Program managers urged to protect themselves when negotiating carrier contracts.
Carrier contracts are like a marriage, according to Greg Thompson, president of THOMCO brokerage in Kennesaw, Ga. “As in a marriage, if you’re in a good relationship, you never have to consider the contract. But if things go badly, words mean everything,” he said.
Thompson attaches importance to program managers’ understanding the language in their carrier contracts. Like a prenuptial agreement, he said, a contract between carrier and agent keeps both parties honest in case the relationship falls apart.
For instance, if a company’s reinsurance is not renewed on a specific program, the agent’s contract could be terminated. Or if a carrier changes distribution strategies and begins dealing direct, contracts can be cancelled immediately, as in the case of Reliance, he indicated.
Thompson had a contract with now-defunct insurer Frontier that stipulated the contract could not be cancelled without a year’s notice. However, he negotiated a provision that if the company’s Best’s rating dropped below A, he could unilaterally terminate the contract. Because he had 90 percent of his agency’s business with Frontier at the time, the provision saved his business.

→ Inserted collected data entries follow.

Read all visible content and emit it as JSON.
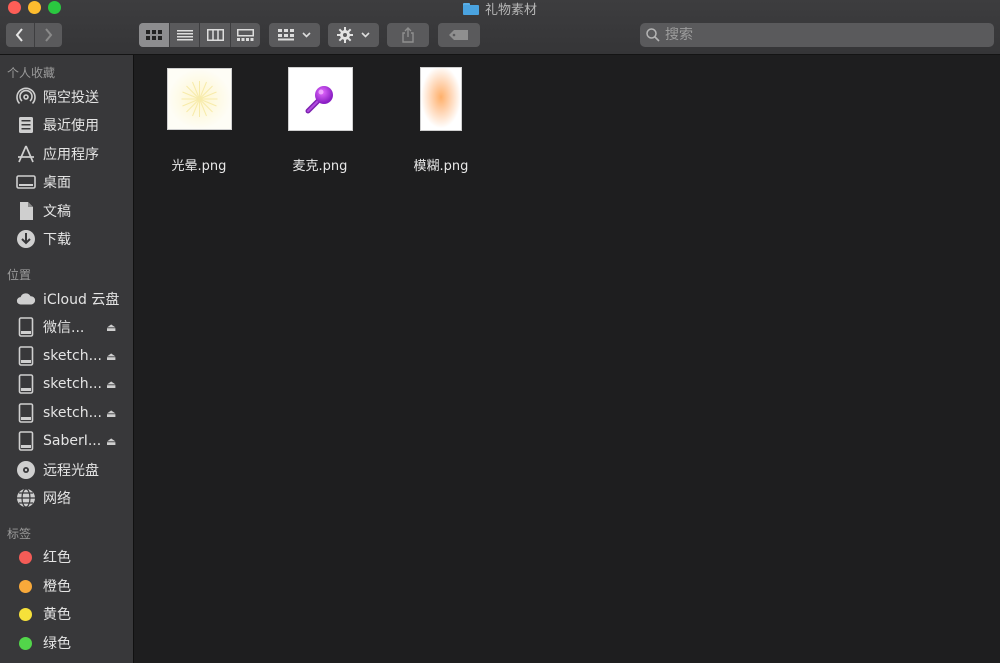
{
  "window": {
    "title": "礼物素材"
  },
  "toolbar": {
    "back_icon": "chevron-left-icon",
    "forward_icon": "chevron-right-icon",
    "view_modes": [
      "icon-view",
      "list-view",
      "column-view",
      "gallery-view"
    ],
    "active_view": "icon-view",
    "search_placeholder": "搜索"
  },
  "sidebar": {
    "favorites_title": "个人收藏",
    "favorites": [
      {
        "label": "隔空投送",
        "icon": "airdrop-icon"
      },
      {
        "label": "最近使用",
        "icon": "recents-icon"
      },
      {
        "label": "应用程序",
        "icon": "applications-icon"
      },
      {
        "label": "桌面",
        "icon": "desktop-icon"
      },
      {
        "label": "文稿",
        "icon": "documents-icon"
      },
      {
        "label": "下载",
        "icon": "downloads-icon"
      }
    ],
    "locations_title": "位置",
    "locations": [
      {
        "label": "iCloud 云盘",
        "icon": "cloud-icon",
        "eject": false
      },
      {
        "label": "微信...",
        "icon": "disk-icon",
        "eject": true
      },
      {
        "label": "sketch...",
        "icon": "disk-icon",
        "eject": true
      },
      {
        "label": "sketch...",
        "icon": "disk-icon",
        "eject": true
      },
      {
        "label": "sketch...",
        "icon": "disk-icon",
        "eject": true
      },
      {
        "label": "SaberI...",
        "icon": "disk-icon",
        "eject": true
      },
      {
        "label": "远程光盘",
        "icon": "optical-disc-icon",
        "eject": false
      },
      {
        "label": "网络",
        "icon": "network-icon",
        "eject": false
      }
    ],
    "tags_title": "标签",
    "tags": [
      {
        "label": "红色",
        "color": "#f45c57"
      },
      {
        "label": "橙色",
        "color": "#f8a93a"
      },
      {
        "label": "黄色",
        "color": "#f6e13a"
      },
      {
        "label": "绿色",
        "color": "#52d64a"
      }
    ]
  },
  "files": [
    {
      "name": "光晕.png",
      "thumbnail": "sunburst-glow"
    },
    {
      "name": "麦克.png",
      "thumbnail": "purple-microphone"
    },
    {
      "name": "模糊.png",
      "thumbnail": "orange-blur"
    }
  ]
}
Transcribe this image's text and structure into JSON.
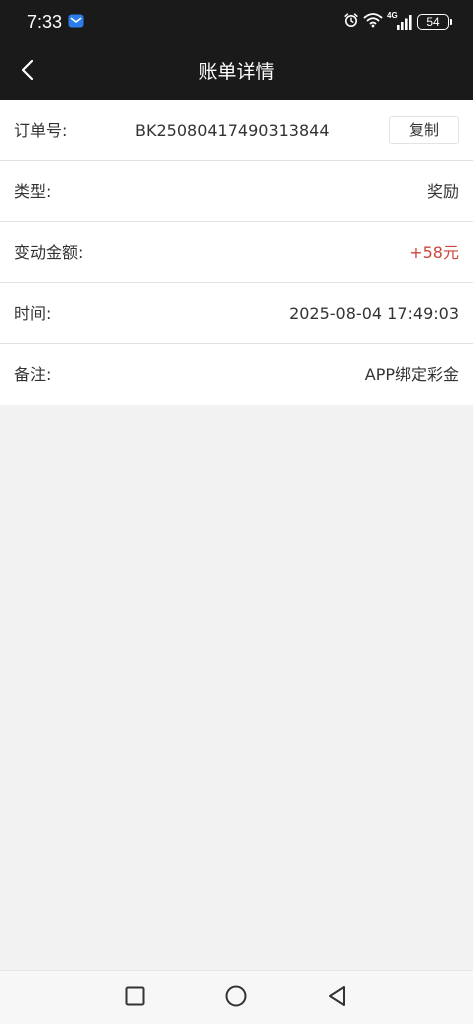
{
  "status_bar": {
    "time": "7:33",
    "network": "4G",
    "battery": "54"
  },
  "header": {
    "title": "账单详情"
  },
  "details": {
    "order_label": "订单号:",
    "order_value": "BK25080417490313844",
    "copy_label": "复制",
    "type_label": "类型:",
    "type_value": "奖励",
    "amount_label": "变动金额:",
    "amount_value": "+58元",
    "time_label": "时间:",
    "time_value": "2025-08-04 17:49:03",
    "remark_label": "备注:",
    "remark_value": "APP绑定彩金"
  },
  "colors": {
    "header_bg": "#1a1a1a",
    "amount_positive": "#c9473a",
    "page_bg": "#f2f2f2"
  },
  "icons": {
    "back": "chevron-left-icon",
    "mail": "mail-icon",
    "alarm": "alarm-icon",
    "wifi": "wifi-icon",
    "signal": "cellular-signal-icon",
    "battery": "battery-icon",
    "recent": "square-icon",
    "home": "circle-icon",
    "system_back": "triangle-back-icon"
  }
}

Every possible contingency
“You should always think of every possible contingency when working on a contract,” Thompson told fellow target marketers at the fifth annual Target Markets Pro-gram Administrators Summit recently held in Tempe, Ariz., where more than 300 Target Markets Program Ad-ministrators Association members and other attendees gathered.
For their part, carriers will try to include provisions that work in their favor, such as “suspension of authority” and “termination for cause,” Thompson said. Both phrases are vague enough to be open to interpretation. Suspension of authority, for example, is a “below the radar” way of putting the agency out of business because once a company suspends an agency’s authority, it is unlikely that the agency will be reinstated, he said. Although the term does not sound as bad as termination, it still gives the carrier control.

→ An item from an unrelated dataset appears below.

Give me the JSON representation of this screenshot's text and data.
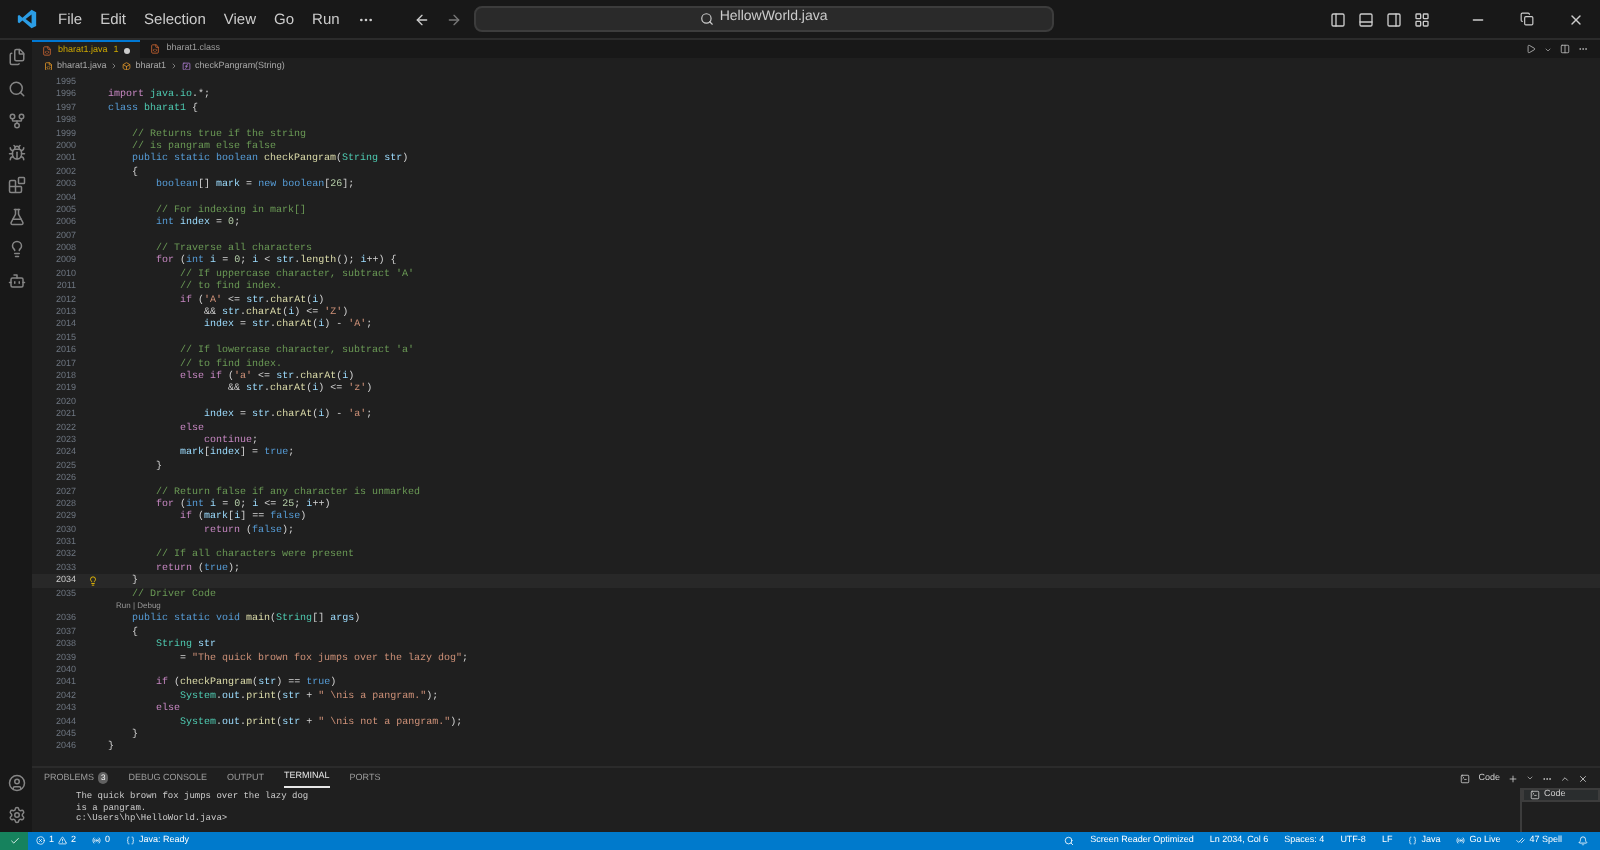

With “termination for cause,” most carriers will provide little or no advance warning for any violation of carrier guidelines, such as loss of reinsurance, cancellation, suspension or declination of licenses in any state, even when it arises from a simple oversight, he added.
To avoid being blindsided, agencies should include their own protective language when negotiating a contract, according to Thompson. Agencies should push for wording that is as specific as possible, such as stipulating a specific number of days before the carrier can suspend underwriting authority, change underwriting guidelines, or change premium rates or coverage. The preferred standard for the agency is 180 days, Thompson noted.
Additionally, agencies should pay attention to contract wording, Thompson said. Words such as “material,” “significant” and “reasonable” can protect the agency by clarifying terms that might be more vague.
“Exclusivity” often seems desirable to both the agency and the insurer, but can actually raise real problems, Thompson added. On either side, exclusivity is useless unless the contract includes plenty of advance notice to cancel, typically between six months and a year.
“Exclusives can be mutually problematic,” he said. “But without integrity on each side, absence of exclusivity is a problem. No contract can insulate a carrier or a program administrator from a bad partner.”
Some recent trends in program administrator contracts include the increased use of trust funds, in which the insurer requires the agency to segregate funds by carrier, as well as carrier ownership of claims data, in which the administrator must get permission from the insurer to use the information. Both of those carrier demands can be onerous to agencies, Thompson suggested.
However, he warned against handing over contract negotiation to an attorney. Because attorneys are paid by the hour, they can drag out the process and bog down negotiations. It is better for the program administrator to negotiate the carrier contract, and then get attorney feedback on the legal issues involved, Thompson recommended.